ㅤㅤㅤㅤ— Você tá ferida, ô de vermelho? Tô vendo o sangue daqui — diz um jovem que não aparenta ter vinte anos ainda, trajado com uma regata branca, exibindo os braços sujos de graxa, olhando Amy chutar sua faca.
ㅤㅤㅤㅤ— Não, eu me sujei com corante — responde a jovem, olhando com desdém para o motoqueiro. Os demais começam a rir alto.
ㅤㅤㅤㅤ— Diabo é isso, júnior? Vai deixar ela falar assim com você? — pergunta o mais velho, ofegando após rir.
ㅤㅤㅤㅤ— Quero ver ela continuar falando assim depois que eu arrancar seus dentes a roladas.
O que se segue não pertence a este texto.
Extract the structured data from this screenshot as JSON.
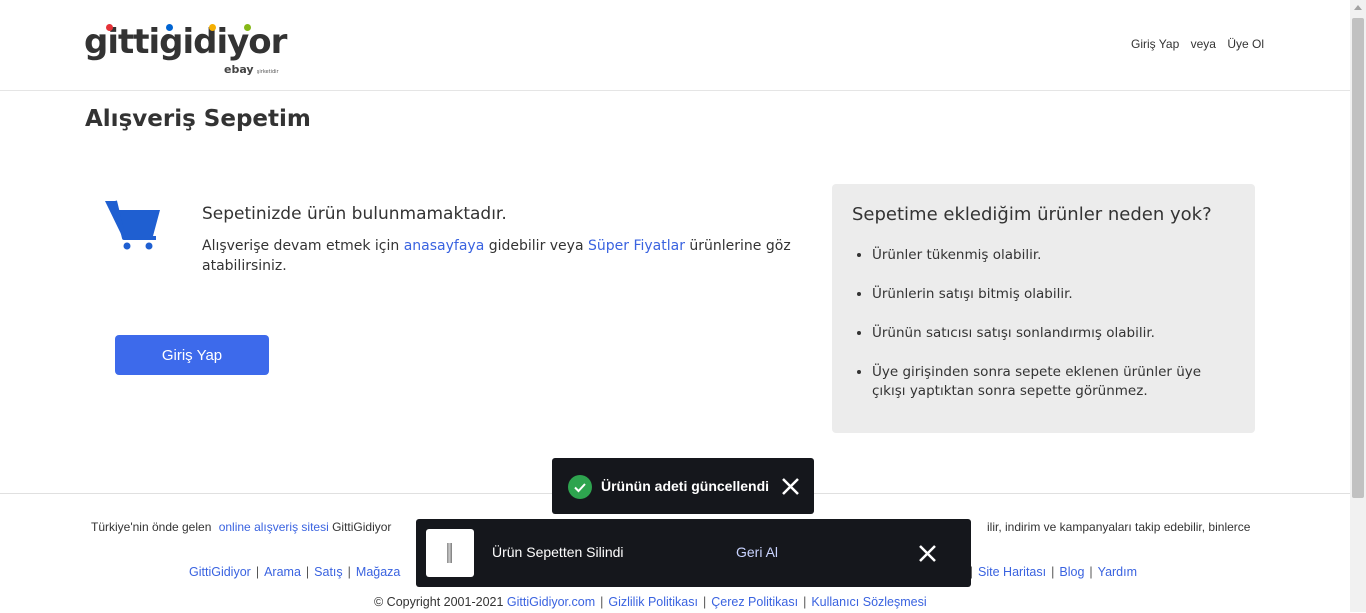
{
  "header": {
    "logo_text": "gittigidiyor",
    "logo_sub_brand": "ebay",
    "logo_sub_tag": "şirketidir",
    "login_label": "Giriş Yap",
    "or_label": "veya",
    "register_label": "Üye Ol"
  },
  "main": {
    "title": "Alışveriş Sepetim",
    "empty_title": "Sepetinizde ürün bulunmamaktadır.",
    "desc_prefix": "Alışverişe devam etmek için ",
    "desc_link1": "anasayfaya",
    "desc_middle": " gidebilir veya ",
    "desc_link2": "Süper Fiyatlar",
    "desc_suffix": " ürünlerine göz atabilirsiniz.",
    "login_button": "Giriş Yap"
  },
  "reasons": {
    "title": "Sepetime eklediğim ürünler neden yok?",
    "items": [
      "Ürünler tükenmiş olabilir.",
      "Ürünlerin satışı bitmiş olabilir.",
      "Ürünün satıcısı satışı sonlandırmış olabilir.",
      "Üye girişinden sonra sepete eklenen ürünler üye çıkışı yaptıktan sonra sepette görünmez."
    ]
  },
  "footer": {
    "line1_prefix": "Türkiye'nin önde gelen ",
    "line1_link": "online alışveriş sitesi",
    "line1_suffix": " GittiGidiyor",
    "line1_right": "ilir, indirim ve kampanyaları takip edebilir, binlerce",
    "links_left": [
      "GittiGidiyor",
      "Arama",
      "Satış",
      "Mağaza"
    ],
    "links_right_partial": "i",
    "links_right": [
      "Site Haritası",
      "Blog",
      "Yardım"
    ],
    "copyright": "© Copyright 2001-2021 ",
    "copyright_links": [
      "GittiGidiyor.com",
      "Gizlilik Politikası",
      "Çerez Politikası",
      "Kullanıcı Sözleşmesi"
    ]
  },
  "toasts": {
    "quantity_updated": "Ürünün adeti güncellendi",
    "removed": "Ürün Sepetten Silindi",
    "undo": "Geri Al"
  },
  "colors": {
    "accent": "#3d6aeb",
    "link": "#3a63e0",
    "toast_bg": "#15171c",
    "success": "#2ea44f",
    "logo_dots": [
      "#e53238",
      "#0064d2",
      "#f5af02",
      "#86b817"
    ]
  }
}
ㅤㅤㅤㅤA fala do garoto faz Amy engolir em seco, enquanto escuta as risadas dos outros mais uma vez. Ela olha para Sarah de soslaio e vê a mulher os fuzilando com os olhos; uma feição que ela rapidamente reconhece e então se afasta um passo à esquerda da militar.
ㅤㅤㅤㅤ— Certo, certo... foi bom dar essas risadas... Ai ai... Pois bem, agora vamos conversar. — o líder deles apoia os cotovelos no tanque da sua moto, olhando as duas. — O que duas belas moças como vocês estão fazendo sozinhas aqui?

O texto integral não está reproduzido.